Voici l’étoile la plus lointaine de l’Univers
Dans leur course au big bang, ce fascinant et vertigineux zoom arrière dans l’abîme du temps, jusqu’à l’origine de notre univers, les astronomes se repèrent à des jalons cosmiques, des étoiles, des galaxies, découvertes à des époques de plus en plus lointaines. C’est, pour eux, la seule façon de confronter les modèles théoriques à la réalité du « terrain ». Et c’est pour cela qu’un gros effort techno-scientifique est soutenu par la communauté scientifique internationale, qui, toute les deux ou trois décennies, conçoit une « machine à remonter dans le temps » plus puissante que celle de la génération précédente. Le télescope spatial Hubble, le Very Large Telescope, le réseau géant Alma, ont été conçus, pas seulement, mais essentiellement pour cela : tenter de découvrir, à l’aube du temps, la première galaxie, la première étoile… Au début du XX e siècle, quand, grâce à la théorie de la relativé générale, l’Univers a pu, pour la toute première fois dans l’histoire, être considéré comme un objet d’étude scientifique, les astres les plus lointains étaient situés à une centaine de millions d’années-lumière seulement. Puis, progressivement, théorie et observation ont convergé pour assigner à l’Univers – à notre univers, pour être exact – un âge de 13,7 milliards d’années et, aux premières structures – étoiles, galaxies – un âge d’environ 13,5 milliards d’années. Autrement dit, à partir du fluide homogène et brûlant laissé par le big bang, les premiers astres se seraient formés, supposent les cosmologistes, environ 200 ou 300 millions d’années après le big bang…

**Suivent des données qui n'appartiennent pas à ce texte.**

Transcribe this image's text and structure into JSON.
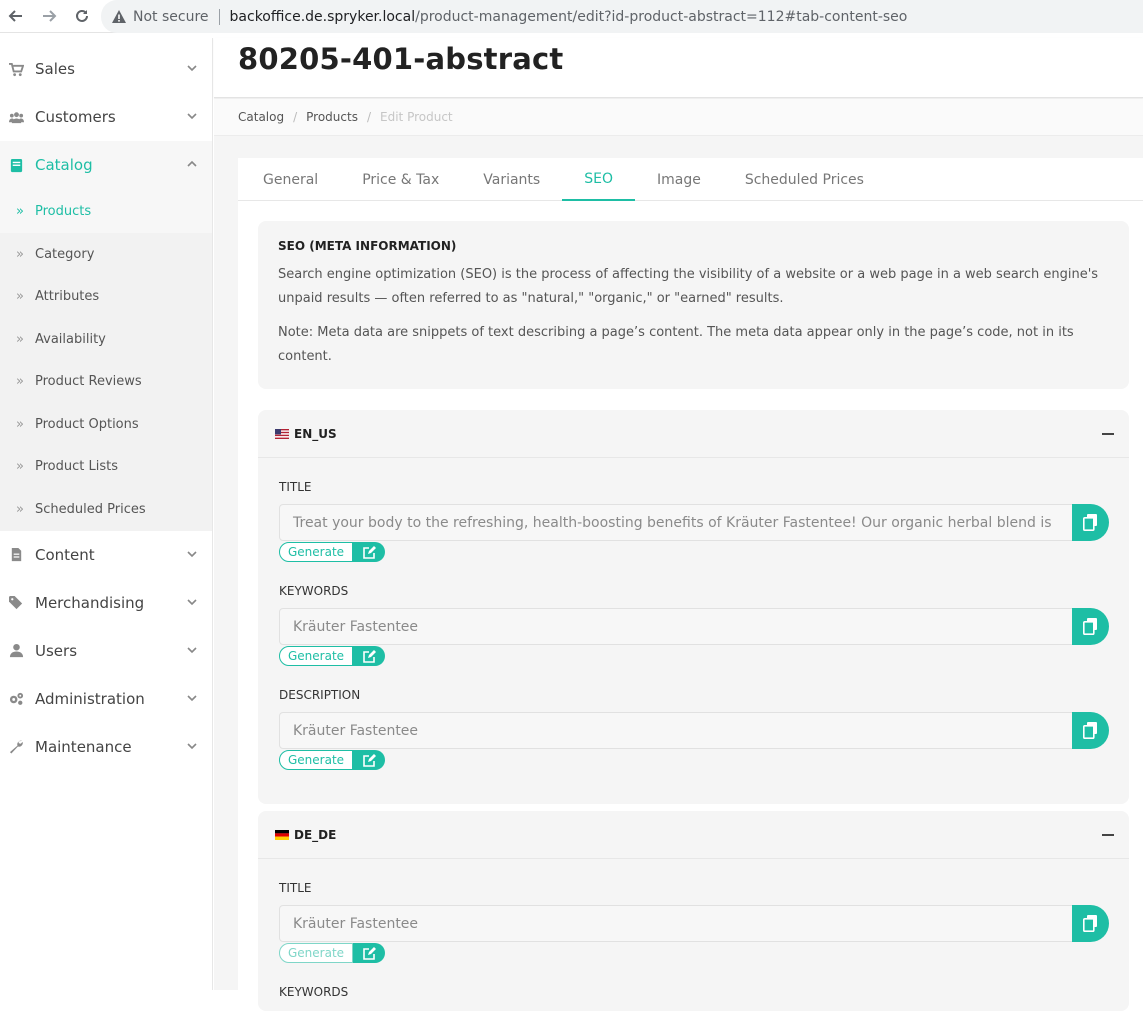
{
  "browser": {
    "not_secure": "Not secure",
    "host": "backoffice.de.spryker.local",
    "path": "/product-management/edit?id-product-abstract=112#tab-content-seo"
  },
  "sidebar": {
    "items": [
      {
        "label": "Sales",
        "icon": "cart-icon"
      },
      {
        "label": "Customers",
        "icon": "users-icon"
      },
      {
        "label": "Catalog",
        "icon": "book-icon",
        "expanded": true
      },
      {
        "label": "Content",
        "icon": "file-icon"
      },
      {
        "label": "Merchandising",
        "icon": "tags-icon"
      },
      {
        "label": "Users",
        "icon": "user-icon"
      },
      {
        "label": "Administration",
        "icon": "cogs-icon"
      },
      {
        "label": "Maintenance",
        "icon": "wrench-icon"
      }
    ],
    "catalog_sub": [
      "Products",
      "Category",
      "Attributes",
      "Availability",
      "Product Reviews",
      "Product Options",
      "Product Lists",
      "Scheduled Prices"
    ],
    "active_sub": "Products"
  },
  "page": {
    "title": "80205-401-abstract",
    "breadcrumb": [
      "Catalog",
      "Products",
      "Edit Product"
    ]
  },
  "tabs": [
    "General",
    "Price & Tax",
    "Variants",
    "SEO",
    "Image",
    "Scheduled Prices"
  ],
  "active_tab": "SEO",
  "info": {
    "title": "SEO (META INFORMATION)",
    "text1": "Search engine optimization (SEO) is the process of affecting the visibility of a website or a web page in a web search engine's unpaid results — often referred to as \"natural,\" \"organic,\" or \"earned\" results.",
    "text2": "Note: Meta data are snippets of text describing a page’s content. The meta data appear only in the page’s code, not in its content."
  },
  "generate_label": "Generate",
  "locales": [
    {
      "code": "EN_US",
      "fields": [
        {
          "label": "TITLE",
          "value": "Treat your body to the refreshing, health-boosting benefits of Kräuter Fastentee! Our organic herbal blend is"
        },
        {
          "label": "KEYWORDS",
          "value": "Kräuter Fastentee"
        },
        {
          "label": "DESCRIPTION",
          "value": "Kräuter Fastentee"
        }
      ]
    },
    {
      "code": "DE_DE",
      "fields": [
        {
          "label": "TITLE",
          "value": "Kräuter Fastentee"
        },
        {
          "label": "KEYWORDS",
          "value": ""
        }
      ]
    }
  ],
  "colors": {
    "accent": "#1ebea5"
  }
}
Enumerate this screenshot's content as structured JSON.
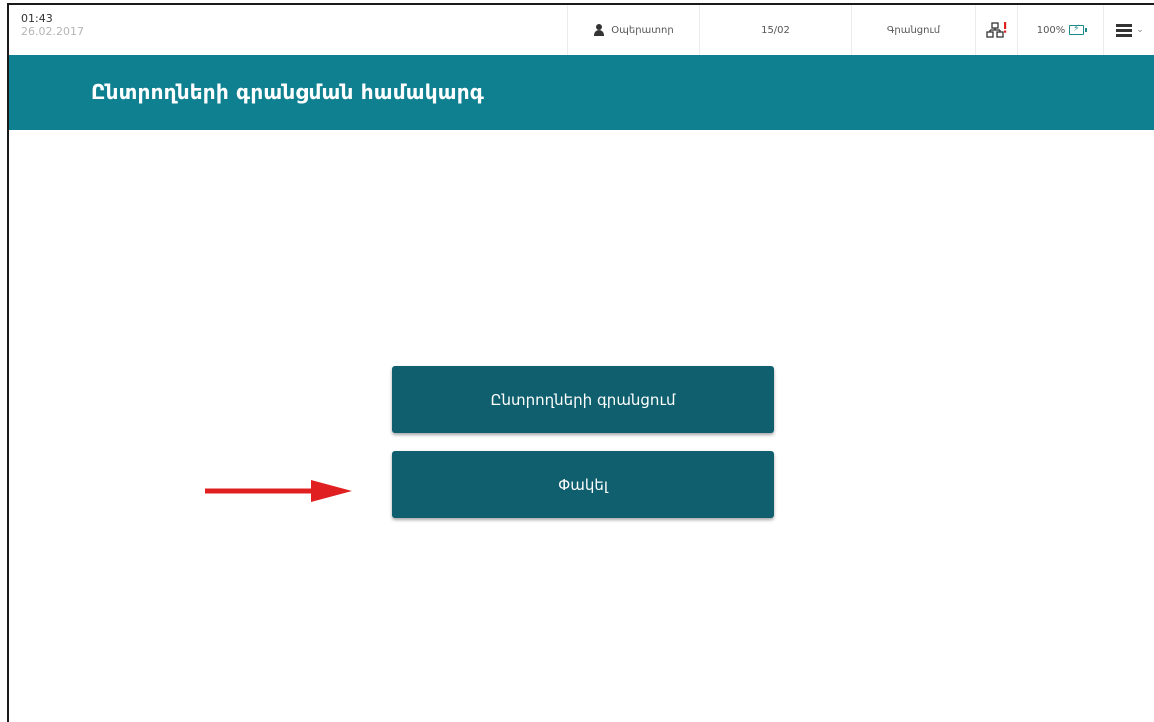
{
  "statusbar": {
    "time": "01:43",
    "date": "26.02.2017",
    "operator_label": "Օպերատոր",
    "count": "15/02",
    "registration_label": "Գրանցում",
    "battery_percent": "100%"
  },
  "header": {
    "title": "Ընտրողների գրանցման համակարգ"
  },
  "buttons": {
    "register_label": "Ընտրողների գրանցում",
    "close_label": "Փակել"
  },
  "colors": {
    "header_bg": "#0f8090",
    "button_bg": "#0f5f6e",
    "arrow": "#e02020",
    "network_alert": "#e02020"
  },
  "icons": {
    "user": "user-icon",
    "network": "network-icon",
    "battery": "battery-charging-icon",
    "menu": "hamburger-menu-icon",
    "menu_chevron": "chevron-down-icon",
    "arrow": "arrow-right-icon"
  }
}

La génération de télescopes actuelle, dominée par Hubble, dans l’espace, et par les télescopes de 8 à 10 mètres de diamètre, sur Terre (VLT, Keck, Subaru, Gemini) a permis de repousser les limites – un milliard d’années-lumière dans les années 1950, dix milliards d’années-lumière dans les années 1990 – jusqu’à 13,1 milliards d’années-lumière en 2011, avec la découverte de la galaxie UDF y-38135539…
Mais il est bien difficile d’aller plus loin, les télescopes actuels n’étant pas assez sensibles pour apercevoir une galaxie plus lointaine.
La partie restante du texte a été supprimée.